AbstractVirus replication depends on a complex interplay between viral and host proteins. In the case of African swine fever virus (ASFV), a large DNA virus, only few virus-host protein-protein interactions have been identified to date. In this study, we demonstrate that the ASFV protein CP204L directly interacts with the cellular homotypic fusion and protein sorting (HOPS) protein VPS39, blocking its association with the lysosomal HOPS complex, that modulates endolysosomal trafficking and promotes lysosome clustering. Instead, VPS39 is targeted to the sites of virus replication termed virus factories. Furthermore, we show that loss of VPS39 reduces the levels of virus proteins synthesized in the early phase of infection and delays ASFV replication but does not completely inhibit it.
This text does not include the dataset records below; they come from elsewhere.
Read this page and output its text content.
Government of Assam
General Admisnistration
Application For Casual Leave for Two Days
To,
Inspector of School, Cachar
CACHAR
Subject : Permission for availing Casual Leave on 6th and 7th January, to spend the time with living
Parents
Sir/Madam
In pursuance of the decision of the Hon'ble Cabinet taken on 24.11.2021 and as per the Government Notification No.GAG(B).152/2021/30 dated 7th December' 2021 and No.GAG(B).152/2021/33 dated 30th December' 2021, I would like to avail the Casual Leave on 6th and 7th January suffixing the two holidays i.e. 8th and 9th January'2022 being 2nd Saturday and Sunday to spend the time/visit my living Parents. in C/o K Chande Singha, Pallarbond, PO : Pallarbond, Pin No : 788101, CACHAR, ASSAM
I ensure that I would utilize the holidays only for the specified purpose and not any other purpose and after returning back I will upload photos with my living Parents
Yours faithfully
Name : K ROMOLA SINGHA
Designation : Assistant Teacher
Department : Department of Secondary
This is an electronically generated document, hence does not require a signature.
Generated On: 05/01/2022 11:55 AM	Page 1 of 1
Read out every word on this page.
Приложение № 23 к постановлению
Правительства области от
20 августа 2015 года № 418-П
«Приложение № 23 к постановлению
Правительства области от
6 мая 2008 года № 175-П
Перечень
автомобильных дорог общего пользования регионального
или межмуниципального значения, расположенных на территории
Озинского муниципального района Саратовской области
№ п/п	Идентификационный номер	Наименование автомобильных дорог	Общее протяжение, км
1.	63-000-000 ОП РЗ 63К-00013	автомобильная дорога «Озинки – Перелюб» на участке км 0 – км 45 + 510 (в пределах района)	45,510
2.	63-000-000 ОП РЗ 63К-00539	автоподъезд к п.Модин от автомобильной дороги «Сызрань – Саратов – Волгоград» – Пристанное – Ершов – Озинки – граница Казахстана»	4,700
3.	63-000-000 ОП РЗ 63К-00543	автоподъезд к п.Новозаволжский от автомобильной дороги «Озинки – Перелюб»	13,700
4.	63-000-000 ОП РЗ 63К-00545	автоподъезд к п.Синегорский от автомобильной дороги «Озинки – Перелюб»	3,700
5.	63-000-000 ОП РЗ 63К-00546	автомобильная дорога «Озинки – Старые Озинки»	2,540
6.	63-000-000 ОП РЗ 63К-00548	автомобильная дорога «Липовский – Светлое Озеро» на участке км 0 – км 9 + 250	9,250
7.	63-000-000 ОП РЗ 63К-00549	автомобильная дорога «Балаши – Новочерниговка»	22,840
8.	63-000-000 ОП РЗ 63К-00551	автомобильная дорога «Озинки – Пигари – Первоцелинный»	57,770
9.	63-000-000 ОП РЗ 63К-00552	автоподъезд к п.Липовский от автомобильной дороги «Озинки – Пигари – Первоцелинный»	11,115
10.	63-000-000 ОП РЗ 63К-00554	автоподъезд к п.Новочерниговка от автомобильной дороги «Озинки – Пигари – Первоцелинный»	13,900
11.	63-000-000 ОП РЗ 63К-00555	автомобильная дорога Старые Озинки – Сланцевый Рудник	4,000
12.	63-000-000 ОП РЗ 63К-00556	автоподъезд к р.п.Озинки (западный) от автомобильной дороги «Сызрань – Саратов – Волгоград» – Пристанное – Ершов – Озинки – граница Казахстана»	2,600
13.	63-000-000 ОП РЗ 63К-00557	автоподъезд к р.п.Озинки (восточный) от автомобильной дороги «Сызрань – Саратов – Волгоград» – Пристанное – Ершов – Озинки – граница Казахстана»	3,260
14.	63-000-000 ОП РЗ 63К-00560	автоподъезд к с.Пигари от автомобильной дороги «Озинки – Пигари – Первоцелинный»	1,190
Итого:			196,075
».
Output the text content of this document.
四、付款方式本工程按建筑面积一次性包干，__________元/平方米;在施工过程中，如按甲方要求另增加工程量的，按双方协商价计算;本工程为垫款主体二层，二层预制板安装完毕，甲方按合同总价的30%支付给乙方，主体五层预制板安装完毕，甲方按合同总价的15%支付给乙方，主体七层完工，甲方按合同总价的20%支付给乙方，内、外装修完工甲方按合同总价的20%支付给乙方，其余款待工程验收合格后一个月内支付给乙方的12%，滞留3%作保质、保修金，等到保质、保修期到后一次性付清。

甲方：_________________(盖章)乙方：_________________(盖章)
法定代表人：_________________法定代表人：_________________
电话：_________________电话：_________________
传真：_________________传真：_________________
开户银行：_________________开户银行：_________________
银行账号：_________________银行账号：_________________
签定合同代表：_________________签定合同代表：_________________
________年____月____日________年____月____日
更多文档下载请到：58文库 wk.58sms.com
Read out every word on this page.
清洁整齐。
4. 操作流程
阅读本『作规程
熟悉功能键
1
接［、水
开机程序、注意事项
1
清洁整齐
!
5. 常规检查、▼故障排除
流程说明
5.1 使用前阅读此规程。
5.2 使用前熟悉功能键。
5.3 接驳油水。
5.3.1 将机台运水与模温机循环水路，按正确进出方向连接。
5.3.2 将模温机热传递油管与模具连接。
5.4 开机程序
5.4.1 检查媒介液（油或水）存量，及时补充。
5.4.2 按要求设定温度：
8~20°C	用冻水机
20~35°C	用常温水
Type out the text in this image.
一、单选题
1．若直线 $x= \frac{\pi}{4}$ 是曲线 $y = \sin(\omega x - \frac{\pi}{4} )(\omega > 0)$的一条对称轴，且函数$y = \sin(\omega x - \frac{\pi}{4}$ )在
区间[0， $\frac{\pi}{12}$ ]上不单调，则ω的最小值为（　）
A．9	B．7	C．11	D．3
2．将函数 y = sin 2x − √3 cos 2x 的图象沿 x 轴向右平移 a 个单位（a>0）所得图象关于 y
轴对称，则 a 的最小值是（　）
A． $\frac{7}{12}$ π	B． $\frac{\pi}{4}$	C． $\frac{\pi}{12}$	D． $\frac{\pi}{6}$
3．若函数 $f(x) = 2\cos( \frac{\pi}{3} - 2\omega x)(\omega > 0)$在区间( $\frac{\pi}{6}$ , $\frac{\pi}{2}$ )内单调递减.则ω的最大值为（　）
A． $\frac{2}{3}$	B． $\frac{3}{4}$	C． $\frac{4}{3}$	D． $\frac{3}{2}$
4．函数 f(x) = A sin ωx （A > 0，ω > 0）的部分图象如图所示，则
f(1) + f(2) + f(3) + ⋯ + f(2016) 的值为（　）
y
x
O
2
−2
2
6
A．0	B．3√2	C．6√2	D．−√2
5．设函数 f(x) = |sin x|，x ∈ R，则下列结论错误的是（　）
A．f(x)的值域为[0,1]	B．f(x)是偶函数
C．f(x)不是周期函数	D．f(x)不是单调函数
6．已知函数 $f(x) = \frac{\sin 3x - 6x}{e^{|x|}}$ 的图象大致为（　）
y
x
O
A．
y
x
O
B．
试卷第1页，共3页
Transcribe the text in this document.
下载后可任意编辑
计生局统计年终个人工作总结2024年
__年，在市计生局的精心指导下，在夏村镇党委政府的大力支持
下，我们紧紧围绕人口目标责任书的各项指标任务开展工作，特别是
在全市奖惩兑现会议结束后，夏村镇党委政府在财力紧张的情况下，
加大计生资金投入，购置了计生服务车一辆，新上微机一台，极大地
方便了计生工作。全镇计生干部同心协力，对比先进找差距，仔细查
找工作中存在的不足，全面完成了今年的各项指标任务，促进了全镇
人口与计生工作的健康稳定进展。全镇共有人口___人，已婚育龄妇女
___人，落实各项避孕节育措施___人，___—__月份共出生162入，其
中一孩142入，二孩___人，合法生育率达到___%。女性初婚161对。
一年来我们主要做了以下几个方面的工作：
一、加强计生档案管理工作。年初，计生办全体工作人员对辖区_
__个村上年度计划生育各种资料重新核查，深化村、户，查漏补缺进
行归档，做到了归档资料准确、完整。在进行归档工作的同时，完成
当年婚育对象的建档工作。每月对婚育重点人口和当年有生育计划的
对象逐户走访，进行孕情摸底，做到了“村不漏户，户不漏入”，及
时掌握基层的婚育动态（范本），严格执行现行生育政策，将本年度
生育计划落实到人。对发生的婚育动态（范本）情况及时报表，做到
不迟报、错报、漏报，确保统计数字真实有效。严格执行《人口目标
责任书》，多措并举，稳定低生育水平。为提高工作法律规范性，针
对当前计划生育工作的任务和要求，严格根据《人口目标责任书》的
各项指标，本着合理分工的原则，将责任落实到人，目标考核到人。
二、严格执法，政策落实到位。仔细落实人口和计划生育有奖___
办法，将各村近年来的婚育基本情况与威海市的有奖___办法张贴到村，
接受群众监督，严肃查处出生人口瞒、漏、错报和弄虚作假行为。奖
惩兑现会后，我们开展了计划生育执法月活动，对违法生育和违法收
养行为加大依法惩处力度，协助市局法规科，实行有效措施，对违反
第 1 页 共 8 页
Collectively, these results identify a novel virus-host protein interaction that modulates host membrane rearrangement during infection and provide evidence that CP204L is a multifunctional protein engaged in distinct steps of the ASFV life cycle.ImportanceAfrican swine fever virus (ASFV) was first identified over a hundred years ago. Since then, much effort has been made to understand the pathogenesis of ASFV. Yet, the specific roles of many individual ASFV proteins during the infection remain enigmatic. This study provides evidence that CP204L, one of the most abundant ASFV proteins, modulates endosomal trafficking during virus infection. Through direct protein-protein interaction, CP204L prevents the recruitment of VPS39 to the endosomal and lysosomal membranes, resulting in their accumulation. Consequently, CP204L and VPS39 become sequestered to the ASFV replication site. These results uncover a novel function of viral protein CP204L and extend our understanding of complex interaction between virus and host.